Description
This crispy smashed potato salad combines tender, boiled baby potatoes with a creamy, flavorful dressing made from Boursin cheese, mayonnaise, and Dijon mustard, enhanced with fresh herbs and a hint of apple cider vinegar. Roasted to golden perfection, this salad is a delightful side dish perfect for any occasion, offering a satisfying blend of textures and rich flavors.
Ingredients
Scale
Potatoes
- 2.5 pounds baby potatoes (yellow or red)
- 1/4 cup olive oil
- Salt (to taste)
- Pepper (to taste)
Dressing
- 5.2 oz Boursin cheese
- 1/2 cup mayonnaise
- 2 tablespoons Dijon mustard
- 1 tablespoon apple cider vinegar
- 1 small red onion (finely chopped)
- 1/4 cup fresh parsley (chopped)
- 1/4 cup fresh dill (chopped)
Instructions
- Preheat Oven: Preheat your oven to 425°F (220°C) and line a baking sheet with parchment paper to prepare for roasting the potatoes.
- Boil Potatoes: Place the baby potatoes in a large pot and cover them with water.

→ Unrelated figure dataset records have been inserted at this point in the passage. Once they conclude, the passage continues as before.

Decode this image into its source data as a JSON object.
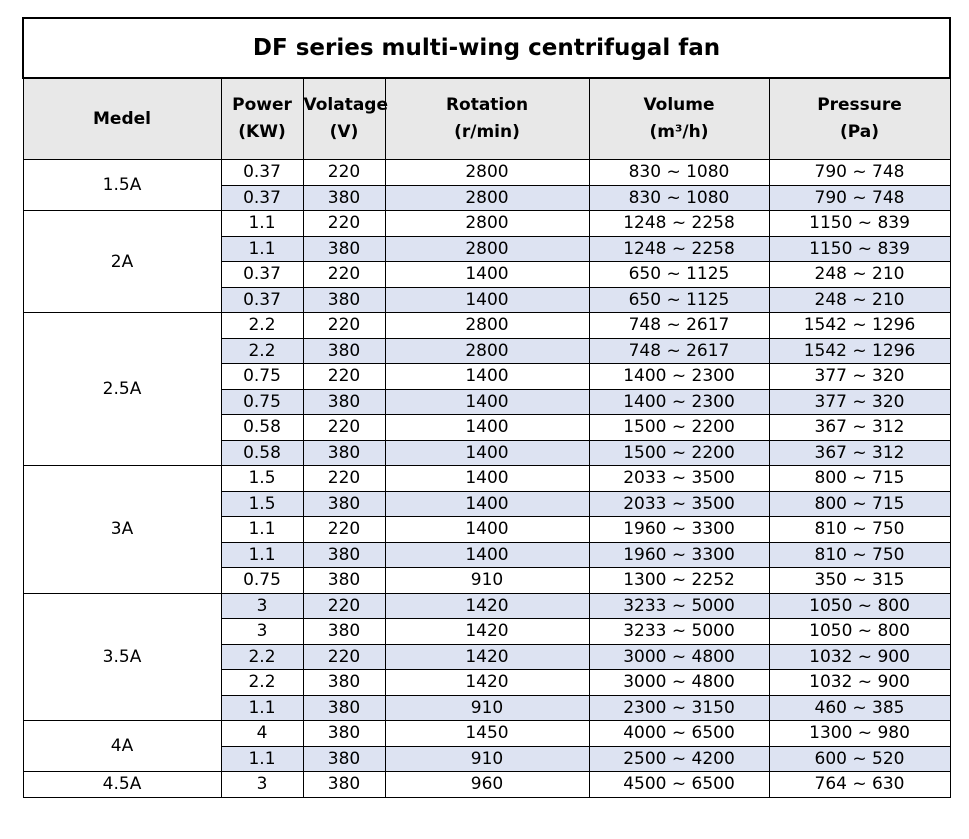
{
  "title": "DF series multi-wing centrifugal fan",
  "headers": [
    {
      "line1": "Medel",
      "line2": ""
    },
    {
      "line1": "Power",
      "line2": "(KW)"
    },
    {
      "line1": "Volatage",
      "line2": "(V)"
    },
    {
      "line1": "Rotation",
      "line2": "(r/min)"
    },
    {
      "line1": "Volume",
      "line2": "(m³/h)"
    },
    {
      "line1": "Pressure",
      "line2": "(Pa)"
    }
  ],
  "groups": [
    {
      "model": "1.5A",
      "rows": [
        {
          "power": "0.37",
          "voltage": "220",
          "rotation": "2800",
          "volume": "830 ~ 1080",
          "pressure": "790 ~ 748",
          "shade": false
        },
        {
          "power": "0.37",
          "voltage": "380",
          "rotation": "2800",
          "volume": "830 ~ 1080",
          "pressure": "790 ~ 748",
          "shade": true
        }
      ]
    },
    {
      "model": "2A",
      "rows": [
        {
          "power": "1.1",
          "voltage": "220",
          "rotation": "2800",
          "volume": "1248 ~ 2258",
          "pressure": "1150 ~ 839",
          "shade": false
        },
        {
          "power": "1.1",
          "voltage": "380",
          "rotation": "2800",
          "volume": "1248 ~ 2258",
          "pressure": "1150 ~ 839",
          "shade": true
        },
        {
          "power": "0.37",
          "voltage": "220",
          "rotation": "1400",
          "volume": "650 ~ 1125",
          "pressure": "248 ~ 210",
          "shade": false
        },
        {
          "power": "0.37",
          "voltage": "380",
          "rotation": "1400",
          "volume": "650 ~ 1125",
          "pressure": "248 ~ 210",
          "shade": true
        }
      ]
    },
    {
      "model": "2.5A",
      "rows": [
        {
          "power": "2.2",
          "voltage": "220",
          "rotation": "2800",
          "volume": "748 ~ 2617",
          "pressure": "1542 ~ 1296",
          "shade": false
        },
        {
          "power": "2.2",
          "voltage": "380",
          "rotation": "2800",
          "volume": "748 ~ 2617",
          "pressure": "1542 ~ 1296",
          "shade": true
        },
        {
          "power": "0.75",
          "voltage": "220",
          "rotation": "1400",
          "volume": "1400 ~ 2300",
          "pressure": "377 ~ 320",
          "shade": false
        },
        {
          "power": "0.75",
          "voltage": "380",
          "rotation": "1400",
          "volume": "1400 ~ 2300",
          "pressure": "377 ~ 320",
          "shade": true
        },
        {
          "power": "0.58",
          "voltage": "220",
          "rotation": "1400",
          "volume": "1500 ~ 2200",
          "pressure": "367 ~ 312",
          "shade": false
        },
        {
          "power": "0.58",
          "voltage": "380",
          "rotation": "1400",
          "volume": "1500 ~ 2200",
          "pressure": "367 ~ 312",
          "shade": true
        }
      ]
    },
    {
      "model": "3A",
      "rows": [
        {
          "power": "1.5",
          "voltage": "220",
          "rotation": "1400",
          "volume": "2033 ~ 3500",
          "pressure": "800 ~ 715",
          "shade": false
        },
        {
          "power": "1.5",
          "voltage": "380",
          "rotation": "1400",
          "volume": "2033 ~ 3500",
          "pressure": "800 ~ 715",
          "shade": true
        },
        {
          "power": "1.1",
          "voltage": "220",
          "rotation": "1400",
          "volume": "1960 ~ 3300",
          "pressure": "810 ~ 750",
          "shade": false
        },
        {
          "power": "1.1",
          "voltage": "380",
          "rotation": "1400",
          "volume": "1960 ~ 3300",
          "pressure": "810 ~ 750",
          "shade": true
        },
        {
          "power": "0.75",
          "voltage": "380",
          "rotation": "910",
          "volume": "1300 ~ 2252",
          "pressure": "350 ~ 315",
          "shade": false
        }
      ]
    },
    {
      "model": "3.5A",
      "rows": [
        {
          "power": "3",
          "voltage": "220",
          "rotation": "1420",
          "volume": "3233 ~ 5000",
          "pressure": "1050 ~ 800",
          "shade": true
        },
        {
          "power": "3",
          "voltage": "380",
          "rotation": "1420",
          "volume": "3233 ~ 5000",
          "pressure": "1050 ~ 800",
          "shade": false
        },
        {
          "power": "2.2",
          "voltage": "220",
          "rotation": "1420",
          "volume": "3000 ~ 4800",
          "pressure": "1032 ~ 900",
          "shade": true
        },
        {
          "power": "2.2",
          "voltage": "380",
          "rotation": "1420",
          "volume": "3000 ~ 4800",
          "pressure": "1032 ~ 900",
          "shade": false
        },
        {
          "power": "1.1",
          "voltage": "380",
          "rotation": "910",
          "volume": "2300 ~ 3150",
          "pressure": "460 ~ 385",
          "shade": true
        }
      ]
    },
    {
      "model": "4A",
      "rows": [
        {
          "power": "4",
          "voltage": "380",
          "rotation": "1450",
          "volume": "4000 ~ 6500",
          "pressure": "1300 ~ 980",
          "shade": false
        },
        {
          "power": "1.1",
          "voltage": "380",
          "rotation": "910",
          "volume": "2500 ~ 4200",
          "pressure": "600 ~ 520",
          "shade": true
        }
      ]
    },
    {
      "model": "4.5A",
      "rows": [
        {
          "power": "3",
          "voltage": "380",
          "rotation": "960",
          "volume": "4500 ~ 6500",
          "pressure": "764 ~ 630",
          "shade": false
        }
      ]
    }
  ]
}
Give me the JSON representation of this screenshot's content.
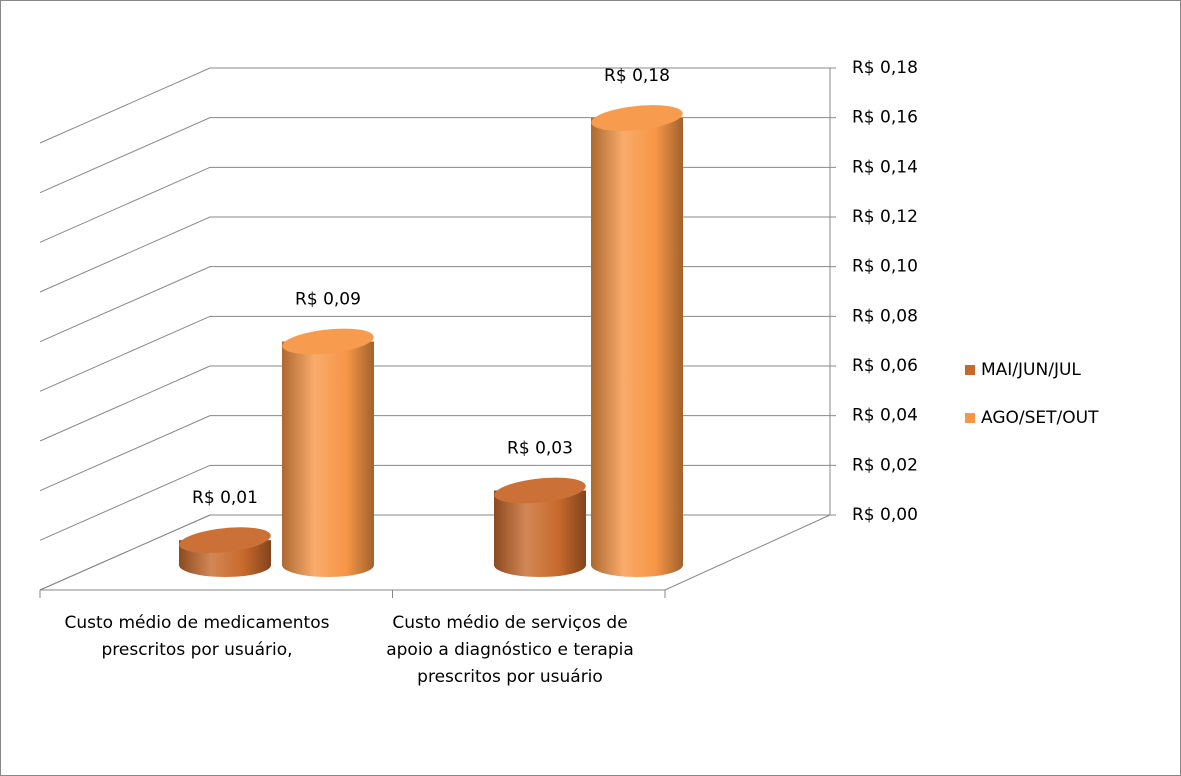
{
  "chart_data": {
    "type": "bar3d",
    "categories": [
      "Custo médio de medicamentos prescritos por usuário,",
      "Custo médio de serviços de apoio a diagnóstico e terapia prescritos por usuário"
    ],
    "series": [
      {
        "name": "MAI/JUN/JUL",
        "color": "#c8692c",
        "values": [
          0.01,
          0.03
        ],
        "value_labels": [
          "R$ 0,01",
          "R$ 0,03"
        ]
      },
      {
        "name": "AGO/SET/OUT",
        "color": "#f79646",
        "values": [
          0.09,
          0.18
        ],
        "value_labels": [
          "R$ 0,09",
          "R$ 0,18"
        ]
      }
    ],
    "ylim": [
      0,
      0.18
    ],
    "yticks": [
      {
        "value": 0,
        "label": "R$ 0,00"
      },
      {
        "value": 0.02,
        "label": "R$ 0,02"
      },
      {
        "value": 0.04,
        "label": "R$ 0,04"
      },
      {
        "value": 0.06,
        "label": "R$ 0,06"
      },
      {
        "value": 0.08,
        "label": "R$ 0,08"
      },
      {
        "value": 0.1,
        "label": "R$ 0,10"
      },
      {
        "value": 0.12,
        "label": "R$ 0,12"
      },
      {
        "value": 0.14,
        "label": "R$ 0,14"
      },
      {
        "value": 0.16,
        "label": "R$ 0,16"
      },
      {
        "value": 0.18,
        "label": "R$ 0,18"
      }
    ],
    "grid": true,
    "legend": "right"
  }
}
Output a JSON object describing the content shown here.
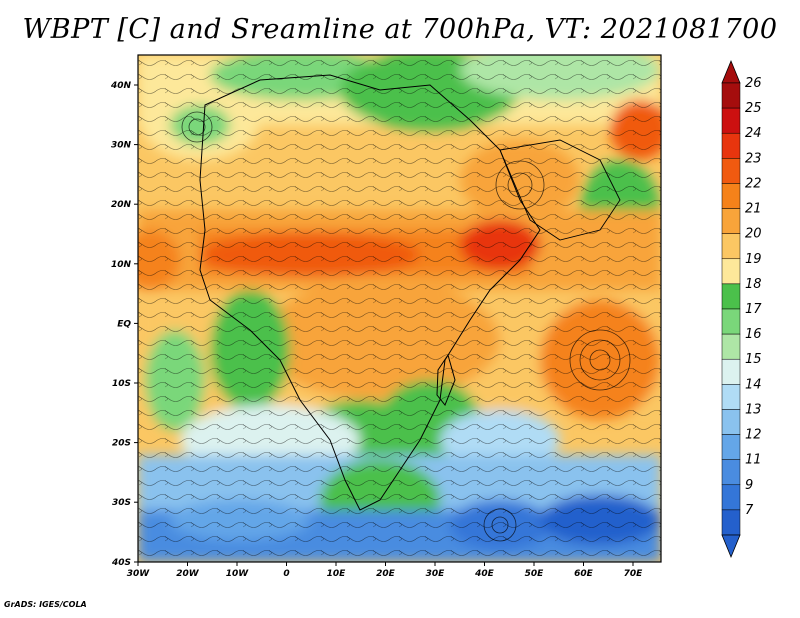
{
  "title": "WBPT [C] and Sreamline at 700hPa, VT: 2021081700",
  "credit": "GrADS: IGES/COLA",
  "map": {
    "lon_range": [
      -30,
      75
    ],
    "lat_range": [
      -40,
      45
    ],
    "lon_ticks": [
      "30W",
      "20W",
      "10W",
      "0",
      "10E",
      "20E",
      "30E",
      "40E",
      "50E",
      "60E",
      "70E"
    ],
    "lat_ticks": [
      "40N",
      "30N",
      "20N",
      "10N",
      "EQ",
      "10S",
      "20S",
      "30S",
      "40S"
    ]
  },
  "colorbar": {
    "labels": [
      "26",
      "25",
      "24",
      "23",
      "22",
      "21",
      "20",
      "19",
      "18",
      "17",
      "16",
      "15",
      "14",
      "13",
      "12",
      "11",
      "9",
      "7"
    ],
    "colors": [
      "#a50d0d",
      "#cc1010",
      "#e8350e",
      "#f05a10",
      "#f5821a",
      "#f8a43a",
      "#fbc763",
      "#fde89a",
      "#4bc04b",
      "#7ad77a",
      "#aee6a6",
      "#dcf2ef",
      "#b0dcf5",
      "#8ac2ee",
      "#64a6e8",
      "#4a8ce0",
      "#3476d8",
      "#2460cc"
    ]
  },
  "chart_data": {
    "type": "heatmap",
    "variable": "WBPT [C]",
    "overlay": "Sreamline",
    "level": "700hPa",
    "valid_time": "2021081700",
    "colorbar_min": 7,
    "colorbar_max": 26
  }
}
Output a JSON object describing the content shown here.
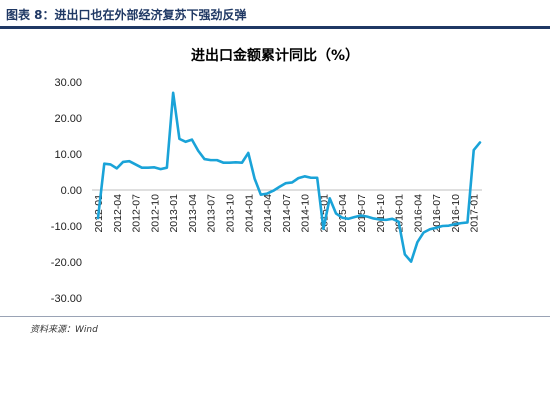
{
  "header": {
    "figure_label": "图表 8：进出口也在外部经济复苏下强劲反弹",
    "source": "资料来源：Wind"
  },
  "colors": {
    "line": "#1aa3d8",
    "header": "#1f3864",
    "axis": "#bfbfbf"
  },
  "chart_data": {
    "type": "line",
    "title": "进出口金额累计同比（%）",
    "ylim": [
      -30,
      30
    ],
    "y_ticks": [
      "30.00",
      "20.00",
      "10.00",
      "0.00",
      "-10.00",
      "-20.00",
      "-30.00"
    ],
    "y_tick_values": [
      30,
      20,
      10,
      0,
      -10,
      -20,
      -30
    ],
    "x_tick_labels": [
      "2012-01",
      "2012-04",
      "2012-07",
      "2012-10",
      "2013-01",
      "2013-04",
      "2013-07",
      "2013-10",
      "2014-01",
      "2014-04",
      "2014-07",
      "2014-10",
      "2015-01",
      "2015-04",
      "2015-07",
      "2015-10",
      "2016-01",
      "2016-04",
      "2016-07",
      "2016-10",
      "2017-01"
    ],
    "grid": false,
    "series": [
      {
        "x": [
          "2012-01",
          "2012-02",
          "2012-03",
          "2012-04",
          "2012-05",
          "2012-06",
          "2012-07",
          "2012-08",
          "2012-09",
          "2012-10",
          "2012-11",
          "2012-12",
          "2013-01",
          "2013-02",
          "2013-03",
          "2013-04",
          "2013-05",
          "2013-06",
          "2013-07",
          "2013-08",
          "2013-09",
          "2013-10",
          "2013-11",
          "2013-12",
          "2014-01",
          "2014-02",
          "2014-03",
          "2014-04",
          "2014-05",
          "2014-06",
          "2014-07",
          "2014-08",
          "2014-09",
          "2014-10",
          "2014-11",
          "2014-12",
          "2015-01",
          "2015-02",
          "2015-03",
          "2015-04",
          "2015-05",
          "2015-06",
          "2015-07",
          "2015-08",
          "2015-09",
          "2015-10",
          "2015-11",
          "2015-12",
          "2016-01",
          "2016-02",
          "2016-03",
          "2016-04",
          "2016-05",
          "2016-06",
          "2016-07",
          "2016-08",
          "2016-09",
          "2016-10",
          "2016-11",
          "2016-12",
          "2017-01",
          "2017-02"
        ],
        "values": [
          -7.8,
          7.3,
          7.1,
          6.0,
          7.8,
          8.0,
          7.1,
          6.2,
          6.2,
          6.3,
          5.8,
          6.2,
          27.0,
          14.2,
          13.4,
          14.0,
          10.9,
          8.6,
          8.3,
          8.3,
          7.6,
          7.6,
          7.7,
          7.6,
          10.3,
          3.2,
          -1.3,
          -1.0,
          -0.2,
          0.9,
          1.9,
          2.1,
          3.3,
          3.8,
          3.4,
          3.4,
          -10.8,
          -2.3,
          -6.5,
          -7.7,
          -8.0,
          -7.5,
          -7.1,
          -7.4,
          -7.9,
          -8.2,
          -8.3,
          -8.0,
          -8.8,
          -17.9,
          -19.9,
          -14.5,
          -11.8,
          -10.9,
          -10.5,
          -10.0,
          -9.9,
          -9.5,
          -9.2,
          -9.0,
          11.1,
          13.2
        ]
      }
    ]
  }
}
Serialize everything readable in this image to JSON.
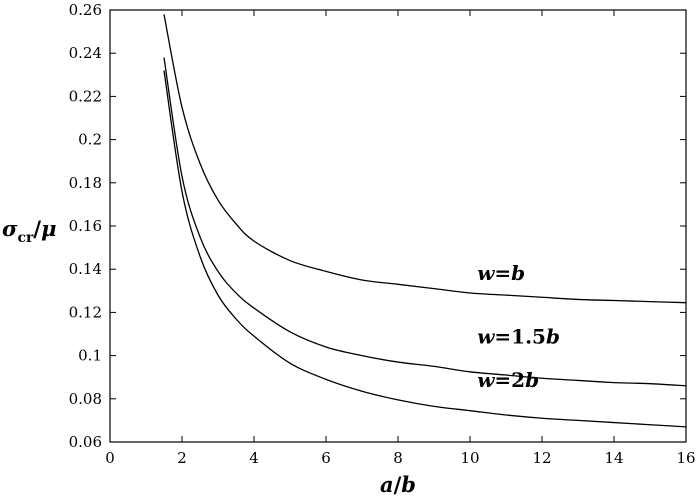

Bring the water to a boil and cook the potatoes until they are fork-tender, about 15 to 20 minutes. Drain and let them cool slightly for easier handling.
- Smash Potatoes: Arrange the boiled potatoes on the prepared baking sheet. Using a potato masher or the bottom of a glass, gently press each potato to flatten it while keeping it mostly intact for roasting.
- Roast Potatoes: Drizzle the smashed potatoes with olive oil and season with salt and pepper. Roast them in the preheated oven for 20 to 25 minutes until they turn crispy and golden brown.
- Prepare Dressing: While the potatoes roast, combine Boursin cheese, mayonnaise, Dijon mustard, and apple cider vinegar in a large bowl. Mix until smooth, then stir in the finely chopped red onion for added crunch and flavor.
- Toss Potatoes with Dressing: After roasting, allow the potatoes to cool slightly, then add them to the bowl with the dressing. Gently toss the potatoes ensuring they are evenly coated without breaking them apart.
- Add Fresh Herbs: Stir in the chopped parsley and dill to incorporate fresh herbal notes. Taste and adjust seasoning with additional salt or pepper if needed.
- Serve: Serve the crispy smashed potato salad warm or at room temperature, perfect as a side dish or light meal.
Notes
- Use waxy baby potatoes like red or yellow for best texture and flavor.
- Do not over-smash the potatoes; keep them mostly in one piece for crispy edges and soft centers.
- Roasting time may vary depending on your oven; look for golden, crispy edges.
- This salad can be served warm, at room temperature, or chilled according to preference.
- Fresh herbs like parsley and dill add brightness — feel free to substitute with chives or tarragon if desired.
- For a tangier dressing, increase the apple cider vinegar slightly.